Why would anyone want to lower the amount of cholesterol in their body when it is known to perform one of its most vital functions?

As far back as 1925, “it was found that the body manufactured most of its own cholesterol and that in fact the body manufactured several times more cholesterol than was consumed in the diet.”

“Contrary to popular opinion, the major source of this vital compound known as cholesterol,” notes Dr. Curtis, “is our own bodies rather than our diet.”

There is, in fact, no “good” cholesterol or “bad” cholesterol; low or high density lipoproteins. “In reality the only difference is the lipoprotein, the carrier.” The difference between them as regards coronary heart disease is 0.13% or thirteen one hundredths of one percent. That is so minuscule that it cannot even be considered a risk factor.

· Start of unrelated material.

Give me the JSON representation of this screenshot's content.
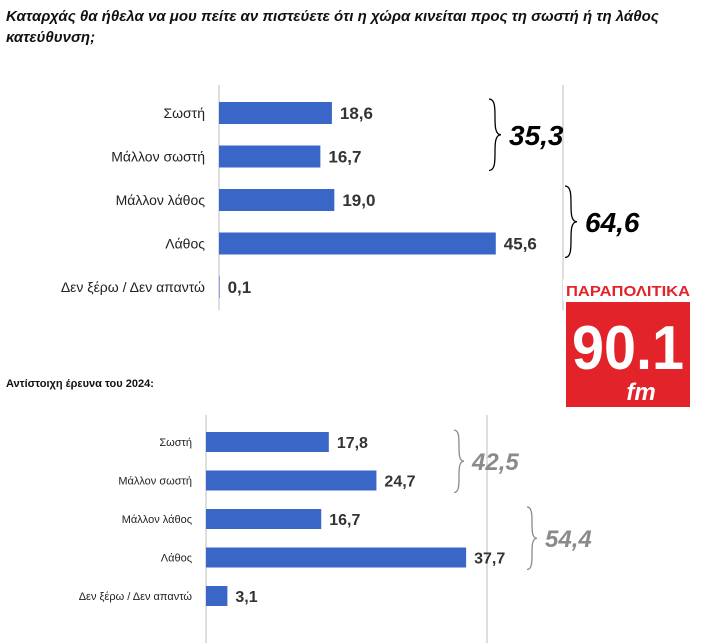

The cholesterol myth exists because too many physicians accepted it despite ample scientific studies disputing it. It exists because “heart attack” is the easiest thing to which to ascribe a cause of death on the certificate that must be provided. Physicians cannot list “old age” as a cause, nor is there any wiggle room for more complex explanations. The result is a statistical attribution to heart attack that far exceeds actual causes of death, including the obvious, old age.

The danger is that the statin drugs being prescribed today to lower cholesterol can cause damage to the liver or the skeletal muscles. Not only are they expensive, they are unnecessary. Side affects can cause death. A single low-dose aspirin probably does more for heart health than all the statin drugs combined.

Let me close by asking that you pay a lot more attention to all the television advertisements about various pharmaceutical drugs. In particular, pay attention to the “side affects” information provided. If a drug has more side affects than the disease or condition it is supposed to cure, a red flag should go up and caution is advised.

A sensible lifestyle will enhance and prolong your life. Too much of anything is a bad idea. Ignoring long established science and favoring the latest fear-mongering “theory” can kill you.